S’agissant de l’autre rapport, autorisant un voyage d’une semaine de l’un de vos vices présidents pour " élaborer, en partenariat avec les autorités et institutions algériennes, un premier programme de coopération ", vous avez eu le mauvais goût de nous le présenter le 27 mars, date du dixième anniversaire de l’enlèvement des sept moines trappistes du monastère de Tibéhirine, dont on ne devait retrouver que les têtes deux mois plus tard. Depuis, rien n’a été véritablement entrepris par les autorités pour que la lumière soit faite sur l’identité des ravisseurs.
La situation des droits de l’homme est dans ce pays aussi sans appel :
Dans le contexte de guerre civile qu’il connaît, l’impunité reste la règle en Algérie : des dizaines de milliers de cas d’homicide, d’enlèvement, de "disparition" et de torture imputables aux forces de sécurité, aux milices armées par l’État et aux groupes armés n’ont fait l’objet d’aucune enquête.
Aucune mesure concrète n’a été prise pour faire la lumière sur le sort des milliers de personnes "disparues" depuis 1992,
Bien que la torture ait été érigée en infraction pénale et rende ce crime passible de lourdes peines, les autorités rejettent sans la moindre enquête toutes les allégations de torture portées à leur connaissance. La pratique de la détention secrète, qui persiste en violation de la législation interne et du droit international en favorise l’usage.
Pour tout traitement de ces crimes, le régime d’Alger a décrété par une " Charte sur la paix et la réconciliation nationale " l’impunité des assassins. Il interdit, sous peine d’emprisonnement, d’évoquer sous quelque forme que ce soit la responsabilité des parties qui ont organisé les violations du droit et ordonné, couvert ou justifié les atrocités commises depuis près de quinze ans. Les parents de victimes, les familles de disparus sont sommées de se taire. Elle n’auront plus le droit de porter plainte.
Je vous signale, Monsieur Taleb, puisque c’est de vous qu’il s’agit, que suite à l’application de cette charte, Monsieur Alain Lipietz a posé son nom au bas d’une pétition de protestation de la ligue des droits de l’homme.
Je voudrais mentionner encore les provocations récentes de monsieur Abdelaziz Bouteflika, et deux textes majeurs votés tout récemment par le parlement Algérien, l’un dit " d’arabisation " interdisant l’enseignement en langue Française dans les écoles privées algériennes, et l’autre prévoyant jusqu’à 5 ans de prison contre toute personne qui inciterait, contraindrait ou utiliserait des moyens de séduction tendant à convertir un musulman à une autre religion.
En conclusion, Ce n’est pas un hasard si en 2004, 4000 chinois et 4000 Algériens demandaient aux autorités Françaises de pouvoir bénéficier du droit d’Asile politique sur notre sol. Après la Turquie, mais il est vrai que vous voulez en faire aussi une chance pour l’Europe, ces deux pays sont les deux plus gros pourvoyeurs de réfugiés politiques de la planète.
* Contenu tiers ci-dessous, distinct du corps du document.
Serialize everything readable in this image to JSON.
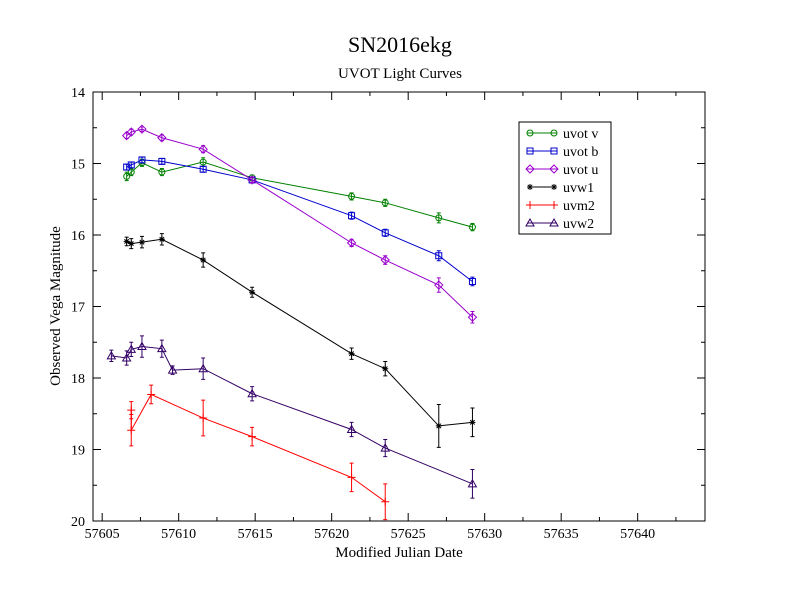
{
  "chart_data": {
    "type": "scatter",
    "title": "SN2016ekg",
    "subtitle": "UVOT Light Curves",
    "xlabel": "Modified Julian Date",
    "ylabel": "Observed Vega Magnitude",
    "xlim": [
      57604.4,
      57644.4
    ],
    "ylim": [
      20,
      14
    ],
    "y_inverted": true,
    "xticks": [
      57605,
      57610,
      57615,
      57620,
      57625,
      57630,
      57635,
      57640
    ],
    "yticks": [
      14,
      15,
      16,
      17,
      18,
      19,
      20
    ],
    "legend_position": "top-right",
    "series": [
      {
        "name": "uvot v",
        "color": "#008000",
        "marker": "circle",
        "points": [
          {
            "x": 57606.6,
            "y": 15.18,
            "err": 0.06
          },
          {
            "x": 57606.9,
            "y": 15.12,
            "err": 0.05
          },
          {
            "x": 57607.6,
            "y": 14.99,
            "err": 0.05
          },
          {
            "x": 57608.9,
            "y": 15.12,
            "err": 0.05
          },
          {
            "x": 57611.6,
            "y": 14.98,
            "err": 0.06
          },
          {
            "x": 57614.8,
            "y": 15.2,
            "err": 0.04
          },
          {
            "x": 57621.3,
            "y": 15.46,
            "err": 0.05
          },
          {
            "x": 57623.5,
            "y": 15.55,
            "err": 0.05
          },
          {
            "x": 57627.0,
            "y": 15.76,
            "err": 0.07
          },
          {
            "x": 57629.2,
            "y": 15.89,
            "err": 0.05
          }
        ]
      },
      {
        "name": "uvot b",
        "color": "#0000cc",
        "marker": "square",
        "points": [
          {
            "x": 57606.6,
            "y": 15.05,
            "err": 0.04
          },
          {
            "x": 57606.9,
            "y": 15.02,
            "err": 0.04
          },
          {
            "x": 57607.6,
            "y": 14.95,
            "err": 0.04
          },
          {
            "x": 57608.9,
            "y": 14.97,
            "err": 0.04
          },
          {
            "x": 57611.6,
            "y": 15.08,
            "err": 0.04
          },
          {
            "x": 57614.8,
            "y": 15.23,
            "err": 0.04
          },
          {
            "x": 57621.3,
            "y": 15.73,
            "err": 0.05
          },
          {
            "x": 57623.5,
            "y": 15.97,
            "err": 0.05
          },
          {
            "x": 57627.0,
            "y": 16.29,
            "err": 0.07
          },
          {
            "x": 57629.2,
            "y": 16.65,
            "err": 0.06
          }
        ]
      },
      {
        "name": "uvot u",
        "color": "#9900cc",
        "marker": "diamond",
        "points": [
          {
            "x": 57606.6,
            "y": 14.61,
            "err": 0.04
          },
          {
            "x": 57606.9,
            "y": 14.56,
            "err": 0.04
          },
          {
            "x": 57607.6,
            "y": 14.52,
            "err": 0.03
          },
          {
            "x": 57608.9,
            "y": 14.64,
            "err": 0.04
          },
          {
            "x": 57611.6,
            "y": 14.8,
            "err": 0.05
          },
          {
            "x": 57614.8,
            "y": 15.23,
            "err": 0.04
          },
          {
            "x": 57621.3,
            "y": 16.11,
            "err": 0.05
          },
          {
            "x": 57623.5,
            "y": 16.35,
            "err": 0.06
          },
          {
            "x": 57627.0,
            "y": 16.7,
            "err": 0.1
          },
          {
            "x": 57629.2,
            "y": 17.15,
            "err": 0.08
          }
        ]
      },
      {
        "name": "uvw1",
        "color": "#000000",
        "marker": "star",
        "points": [
          {
            "x": 57606.6,
            "y": 16.09,
            "err": 0.06
          },
          {
            "x": 57606.9,
            "y": 16.12,
            "err": 0.07
          },
          {
            "x": 57607.6,
            "y": 16.1,
            "err": 0.08
          },
          {
            "x": 57608.9,
            "y": 16.06,
            "err": 0.08
          },
          {
            "x": 57611.6,
            "y": 16.35,
            "err": 0.1
          },
          {
            "x": 57614.8,
            "y": 16.8,
            "err": 0.07
          },
          {
            "x": 57621.3,
            "y": 17.66,
            "err": 0.08
          },
          {
            "x": 57623.5,
            "y": 17.87,
            "err": 0.1
          },
          {
            "x": 57627.0,
            "y": 18.67,
            "err": 0.3
          },
          {
            "x": 57629.2,
            "y": 18.62,
            "err": 0.2
          }
        ]
      },
      {
        "name": "uvm2",
        "color": "#ff0000",
        "marker": "plus",
        "points": [
          {
            "x": 57606.9,
            "y": 18.45,
            "err": 0.12
          },
          {
            "x": 57606.9,
            "y": 18.73,
            "err": 0.22
          },
          {
            "x": 57608.2,
            "y": 18.23,
            "err": 0.13
          },
          {
            "x": 57611.6,
            "y": 18.56,
            "err": 0.25
          },
          {
            "x": 57614.8,
            "y": 18.82,
            "err": 0.13
          },
          {
            "x": 57621.3,
            "y": 19.39,
            "err": 0.2
          },
          {
            "x": 57623.5,
            "y": 19.73,
            "err": 0.25
          }
        ]
      },
      {
        "name": "uvw2",
        "color": "#330066",
        "marker": "triangle",
        "points": [
          {
            "x": 57605.6,
            "y": 17.69,
            "err": 0.08
          },
          {
            "x": 57606.6,
            "y": 17.72,
            "err": 0.1
          },
          {
            "x": 57606.9,
            "y": 17.6,
            "err": 0.1
          },
          {
            "x": 57607.6,
            "y": 17.56,
            "err": 0.15
          },
          {
            "x": 57608.9,
            "y": 17.59,
            "err": 0.12
          },
          {
            "x": 57609.6,
            "y": 17.89,
            "err": 0.06
          },
          {
            "x": 57611.6,
            "y": 17.87,
            "err": 0.15
          },
          {
            "x": 57614.8,
            "y": 18.22,
            "err": 0.1
          },
          {
            "x": 57621.3,
            "y": 18.72,
            "err": 0.1
          },
          {
            "x": 57623.5,
            "y": 18.98,
            "err": 0.12
          },
          {
            "x": 57629.2,
            "y": 19.48,
            "err": 0.2
          }
        ]
      }
    ]
  }
}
Notre groupe connaît l’importance que peuvent revêtir ces pays pour le développement de notre région. Mais nous savons aussi les crimes inacceptables dont ils se rendent encore coupables et que nous ne pouvons ni tolérer par l’auto censure, ni cautionner par la coopération. Nous pensons avoir au contraire, au Front National le devoir de les dénoncer et de nous y opposer sans faiblesse.
Tel n’est pas votre choix Monsieur le Président. Nous ne porterons pas de jugement sur vos motivations réelles. Nous préférons croire que vous êtes au fond de l’impasse dans laquelle 30 ans de mondialisation des gouvernements UMPS nous ont mis. S’ils sont bien ceux que vous prétendez, nous vous plaignons surtout, Monsieur le Président, de devoir ainsi renier vos idéaux par réalisme matérialiste voire mercantiliste
Mais vous comprendrez à l’avenir que nous puissions sourire à notre tour lorsque vous essaierez de nous les opposer avec une autorité morale dont nous savons désormais qu’elle n’est que tigre de papier.